In a nationwide New York Times/CBS News poll conducted this month, 75 percent of respondents said they thought most families in their community spent a larger share of their income on housing now than in the 1980's. Only 5 percent said the share was smaller.

One possible reason for the perception is that many families have recently taken on mortgage debt to pay for items other than housing. Some have folded higher interest loans, like credit card debt, into their mortgage, said Mark Zandi, chief economist at Moody's Economy.com. Others have used home equity loans to pay for a new car, tuition or even a vacation.

This has caused mortgage payments to rise over the last generation - especially among high-income families, according to Federal Reserve data - for reasons besides the cost of housing.

Bankruptcy expert and Harvard professor Elizabeth Warren provides some much-needed contextual analysis over at TPM Cafe. Actually, the most telling bit of news isn't in Warren's article, but one of the comments, specifically this one. Granted, Orange County is one of the richest regions in America, where $300,000 a year is middle income, but California has always been a prophetess of the housing market, for good and ill. What happens there on the microscale may be what we can look forward to on the macro scale.

Of course, then you have guys like Ed Glaeser, who insist that Boston's own slowdown isn't due to insane prices, lack of land, or consumers' dwindling appetites, but those pesky environmental regulations. Never mind that those regulations are responsible for, say, the air we breathe.

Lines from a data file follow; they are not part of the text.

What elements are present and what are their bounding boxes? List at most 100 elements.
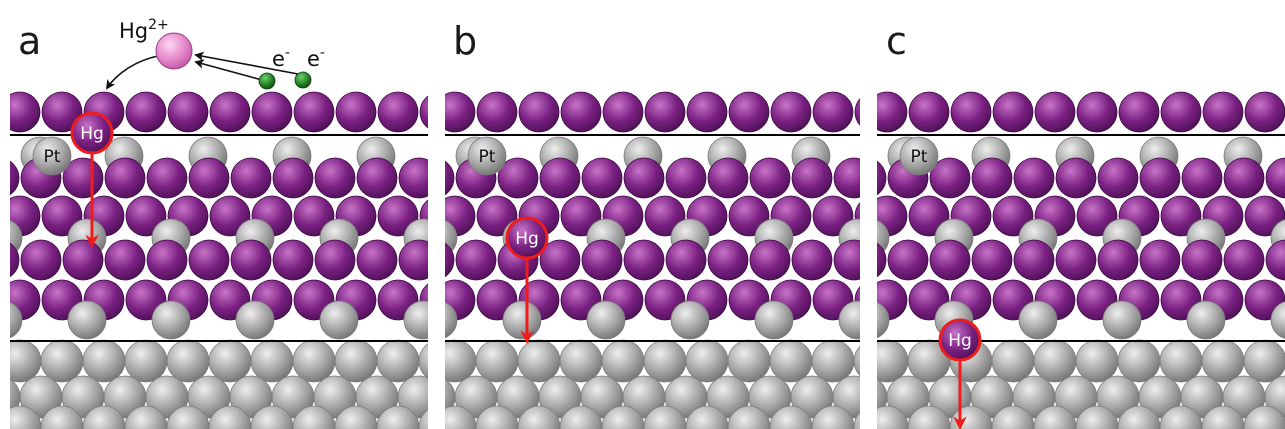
mercury-atom bbox=[1097, 239, 1139, 281]
mercury-label: Hg bbox=[80, 124, 104, 144]
electron-label: e- bbox=[307, 45, 325, 71]
platinum-atom bbox=[991, 339, 1035, 383]
mercury-atom bbox=[877, 242, 887, 278]
platinum-atom bbox=[235, 300, 275, 340]
mercury-label: Hg bbox=[515, 229, 539, 249]
mercury-atom bbox=[1097, 157, 1139, 199]
crystal-lattice bbox=[10, 91, 428, 429]
mercury-atom bbox=[293, 91, 335, 133]
mercury-atom bbox=[314, 239, 356, 281]
platinum-atom bbox=[1186, 300, 1226, 340]
platinum-atom bbox=[32, 136, 72, 176]
mercury-atom bbox=[10, 91, 41, 133]
mercury-atom bbox=[445, 242, 455, 278]
mercury-atom bbox=[833, 239, 860, 281]
mercury-atom bbox=[707, 157, 749, 199]
platinum-atom bbox=[586, 300, 626, 340]
mercury-ion bbox=[155, 32, 193, 70]
platinum-atom bbox=[1075, 339, 1119, 383]
platinum-atom bbox=[1243, 339, 1285, 383]
mercury-atom bbox=[623, 239, 665, 281]
electron bbox=[258, 72, 276, 90]
mercury-atom bbox=[272, 157, 314, 199]
platinum-atom bbox=[811, 339, 855, 383]
mercury-atom bbox=[497, 157, 539, 199]
platinum-atom bbox=[418, 343, 428, 379]
mercury-atom bbox=[377, 91, 419, 133]
panel-label: c bbox=[886, 19, 907, 63]
mercury-atom bbox=[419, 95, 428, 129]
mercury-atom bbox=[209, 91, 251, 133]
platinum-atom bbox=[1159, 339, 1203, 383]
mercury-atom bbox=[1139, 157, 1181, 199]
mercury-atom bbox=[686, 91, 728, 133]
ion-deposition-arrow bbox=[105, 55, 159, 90]
reduction-process: Hg2+ e- e- bbox=[105, 17, 325, 90]
mercury-atom bbox=[1055, 157, 1097, 199]
platinum-atom bbox=[853, 345, 860, 377]
platinum-label: Pt bbox=[479, 147, 496, 167]
mercury-atom bbox=[146, 239, 188, 281]
mercury-atom bbox=[1160, 91, 1202, 133]
mercury-label: Hg bbox=[948, 331, 972, 351]
mercury-atom bbox=[104, 239, 146, 281]
mercury-atom bbox=[188, 157, 230, 199]
mercury-atom bbox=[877, 91, 908, 133]
mercury-atom bbox=[560, 91, 602, 133]
crystal-lattice bbox=[445, 91, 860, 429]
mercury-atom bbox=[1223, 157, 1265, 199]
platinum-atom bbox=[1270, 301, 1285, 339]
mercury-atom bbox=[950, 91, 992, 133]
mercury-atom bbox=[602, 91, 644, 133]
platinum-atom bbox=[467, 136, 507, 176]
mercury-atom bbox=[929, 157, 971, 199]
migration-marker: Hg bbox=[70, 111, 114, 249]
platinum-atom bbox=[208, 339, 252, 383]
mercury-atom bbox=[539, 157, 581, 199]
mercury-atom bbox=[665, 157, 707, 199]
platinum-atom bbox=[685, 339, 729, 383]
mercury-atom bbox=[749, 239, 791, 281]
panel-label: a bbox=[18, 19, 41, 63]
mercury-atom bbox=[167, 91, 209, 133]
mercury-atom bbox=[445, 160, 455, 196]
platinum-atom bbox=[517, 339, 561, 383]
mercury-atom bbox=[1055, 239, 1097, 281]
mercury-atom bbox=[398, 157, 428, 199]
mercury-atom bbox=[877, 160, 887, 196]
migrating-mercury-atom bbox=[505, 216, 549, 260]
platinum-atom bbox=[418, 409, 428, 429]
mercury-atom bbox=[749, 157, 791, 199]
migration-marker: Hg bbox=[938, 318, 982, 429]
platinum-atom bbox=[334, 339, 378, 383]
mercury-atom bbox=[476, 91, 518, 133]
mercury-ion-label: Hg2+ bbox=[119, 17, 169, 43]
mercury-atom bbox=[1223, 239, 1265, 281]
mercury-atom bbox=[812, 91, 854, 133]
platinum-atom bbox=[1243, 405, 1285, 429]
mercury-atom bbox=[539, 239, 581, 281]
mercury-atom bbox=[1139, 239, 1181, 281]
platinum-atom bbox=[10, 339, 42, 383]
mercury-atom bbox=[1013, 239, 1055, 281]
platinum-atom bbox=[601, 339, 645, 383]
platinum-atom bbox=[1033, 339, 1077, 383]
mercury-atom bbox=[10, 242, 20, 278]
mercury-atom bbox=[1202, 91, 1244, 133]
platinum-label: Pt bbox=[44, 147, 61, 167]
mercury-atom bbox=[356, 157, 398, 199]
platinum-atom bbox=[151, 300, 191, 340]
mercury-atom bbox=[62, 239, 104, 281]
mercury-atom bbox=[146, 157, 188, 199]
platinum-atom bbox=[82, 339, 126, 383]
platinum-atom bbox=[67, 300, 107, 340]
mercury-atom bbox=[251, 91, 293, 133]
platinum-atom bbox=[403, 300, 428, 340]
mercury-atom bbox=[455, 239, 497, 281]
platinum-atom bbox=[445, 339, 477, 383]
mercury-atom bbox=[10, 160, 20, 196]
mercury-atom bbox=[887, 239, 929, 281]
mercury-atom bbox=[1181, 157, 1223, 199]
platinum-atom bbox=[250, 339, 294, 383]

This is another example of the housing boom battle in microcosm--the NIMBY attitude of suburban homeowners who want space and luxury, versus the "grow at any cost" developers and builders who want to erect junk condo after junk condo. It's a lose-lose situation, especially since the real losers are first-time homebuyers and renters who simply can't pull together the funds to meet the astronomical demands of the market. The slowdown is going to force everyone to reevaluate their stances on housing, and hopefully will produce better results than all this bitching.

Of course, if you want to bitch about the housing market, read this absolutely merciless essay on how Greenspan skewered America. Bernanke would do well to check this out--it's a look into his own future if he doesn't get things back on track.